Please join me in congratulating the integration team members.

As we move forward, we will continue to update you on developments as they occur. As always, I welcome your thoughts, questions and concerns regarding the pending relationship between Abbott and TheraSense.

Mark Lortz

 

In connection with the proposed merger, TheraSense will file a proxy statement and other relevant documents with the Securities and Exchange Commission (SEC). INVESTORS AND SECURITY HOLDERS ARE URGED TO READ THE PROXY STATEMENT WHEN IT BECOMES AVAILABLE AS IT WILL CONTAIN IMPORTANT INFORMATION ABOUT THE MERGER AND RELATED MATTERS. INVESTORS AND SECURITY HOLDERS WILL HAVE ACCESS TO FREE COPIES OF THE PROXY STATEMENT (WHEN AVAILABLE) AND OTHER DOCUMENTS FILED WITH THE SEC BY THERASENSE THROUGH THE SEC WEB SITE AT WWW.SEC.GOV. THE PROXY STATEMENT AND RELATED MATERIALS MAY ALSO BE OBTAINED FOR FREE (WHEN AVAILABLE) FROM THERASENSE BY DIRECTING A REQUEST TO: INVESTOR RELATIONS, THERASENSE, INC., 1360 SOUTH LOOP ROAD, ALAMEDA, CA 94502; PHONE (510) 749-5400.
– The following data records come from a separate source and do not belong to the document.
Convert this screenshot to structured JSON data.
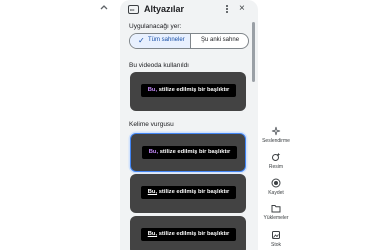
{
  "panel": {
    "title": "Altyazılar",
    "close_glyph": "×",
    "cc_label": "cc"
  },
  "apply": {
    "label": "Uygulanacağı yer:",
    "option_all": "Tüm sahneler",
    "option_current": "Şu anki sahne",
    "selected": "option_all"
  },
  "in_video": {
    "label": "Bu videoda kullanıldı"
  },
  "word_highlight": {
    "label": "Kelime vurgusu"
  },
  "caption_cards": [
    {
      "prefix": "Bu,",
      "rest": " stilize edilmiş bir başlıktır",
      "style": "purple-highlight"
    },
    {
      "prefix": "Bu,",
      "rest": " stilize edilmiş bir başlıktır",
      "style": "purple-highlight",
      "selected": true
    },
    {
      "prefix": "Bu,",
      "rest": " stilize edilmiş bir başlıktır",
      "style": "underline"
    },
    {
      "prefix": "Bu,",
      "rest": " stilize edilmiş bir başlıktır",
      "style": "underline"
    }
  ],
  "rail": {
    "items": [
      {
        "label": "Seslendirme",
        "icon": "sparkle-mic-icon"
      },
      {
        "label": "Resim",
        "icon": "sparkle-image-icon"
      },
      {
        "label": "Kaydet",
        "icon": "record-icon"
      },
      {
        "label": "Yüklemeler",
        "icon": "folder-icon"
      },
      {
        "label": "Stok",
        "icon": "stock-media-icon"
      }
    ]
  },
  "colors": {
    "panel_bg": "#f1f3f4",
    "card_bg": "#434343",
    "accent": "#1a73e8",
    "highlight_word": "#c58af9"
  }
}
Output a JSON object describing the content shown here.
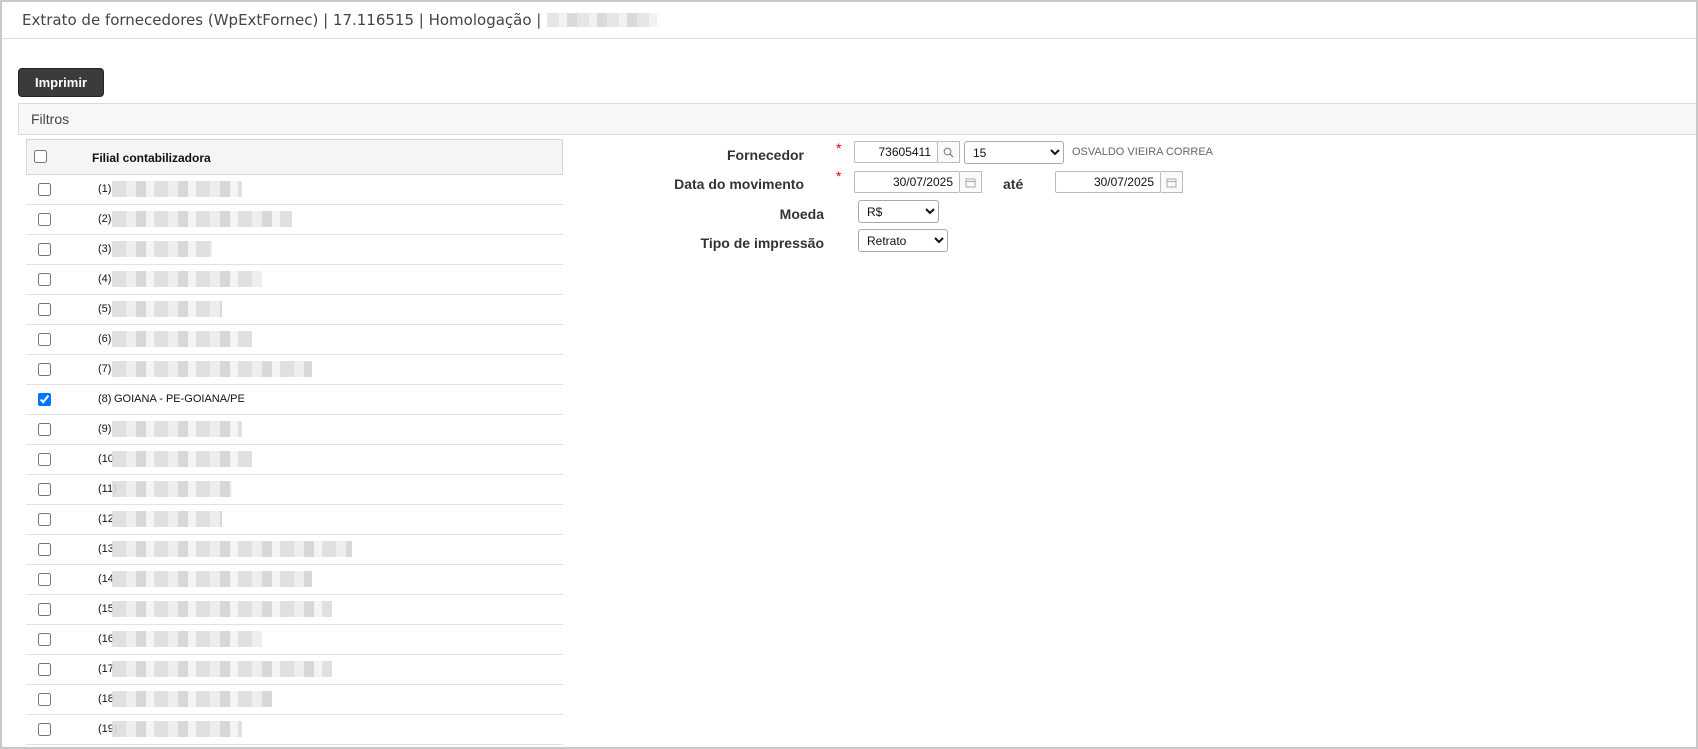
{
  "window": {
    "title": "Extrato de fornecedores (WpExtFornec) | 17.116515 | Homologação |"
  },
  "toolbar": {
    "print_label": "Imprimir"
  },
  "filters": {
    "section_title": "Filtros",
    "branch_table": {
      "header": "Filial contabilizadora",
      "rows": [
        {
          "code": "(1)",
          "name": "",
          "checked": false
        },
        {
          "code": "(2)",
          "name": "",
          "checked": false
        },
        {
          "code": "(3)",
          "name": "",
          "checked": false
        },
        {
          "code": "(4)",
          "name": "",
          "checked": false
        },
        {
          "code": "(5)",
          "name": "",
          "checked": false
        },
        {
          "code": "(6)",
          "name": "",
          "checked": false
        },
        {
          "code": "(7)",
          "name": "",
          "checked": false
        },
        {
          "code": "(8)",
          "name": "GOIANA - PE-GOIANA/PE",
          "checked": true
        },
        {
          "code": "(9)",
          "name": "",
          "checked": false
        },
        {
          "code": "(10",
          "name": "",
          "checked": false
        },
        {
          "code": "(11)",
          "name": "",
          "checked": false
        },
        {
          "code": "(12",
          "name": "",
          "checked": false
        },
        {
          "code": "(13",
          "name": "",
          "checked": false
        },
        {
          "code": "(14",
          "name": "",
          "checked": false
        },
        {
          "code": "(15",
          "name": "",
          "checked": false
        },
        {
          "code": "(16",
          "name": "",
          "checked": false
        },
        {
          "code": "(17",
          "name": "",
          "checked": false
        },
        {
          "code": "(18",
          "name": "",
          "checked": false
        },
        {
          "code": "(19)",
          "name": "",
          "checked": false
        }
      ]
    },
    "form": {
      "supplier_label": "Fornecedor",
      "supplier_code": "73605411",
      "supplier_branch": "15",
      "supplier_name": "OSVALDO VIEIRA CORREA",
      "date_label": "Data do movimento",
      "date_from": "30/07/2025",
      "until_label": "até",
      "date_to": "30/07/2025",
      "currency_label": "Moeda",
      "currency": "R$",
      "print_type_label": "Tipo de impressão",
      "print_type": "Retrato",
      "required_mark": "*"
    }
  }
}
TheraSense and its directors, executive officers, certain members of management and employees, may be deemed to be participants in the solicitation of proxies in connection with the proposed merger. Information regarding the persons who may, under the rules of the SEC, be considered to be participants in the solicitation of TheraSense’s stockholders in connection with the proposed merger is set forth in TheraSense’s annual report on Form 10-K for the fiscal year ended December 31, 2002 filed with the SEC on March 27, 2003 and proxy statement for its 2003 annual meeting of stockholders filed with the SEC on March 27, 2003. Additional information will be set forth in the proxy statement when it is filed with the SEC.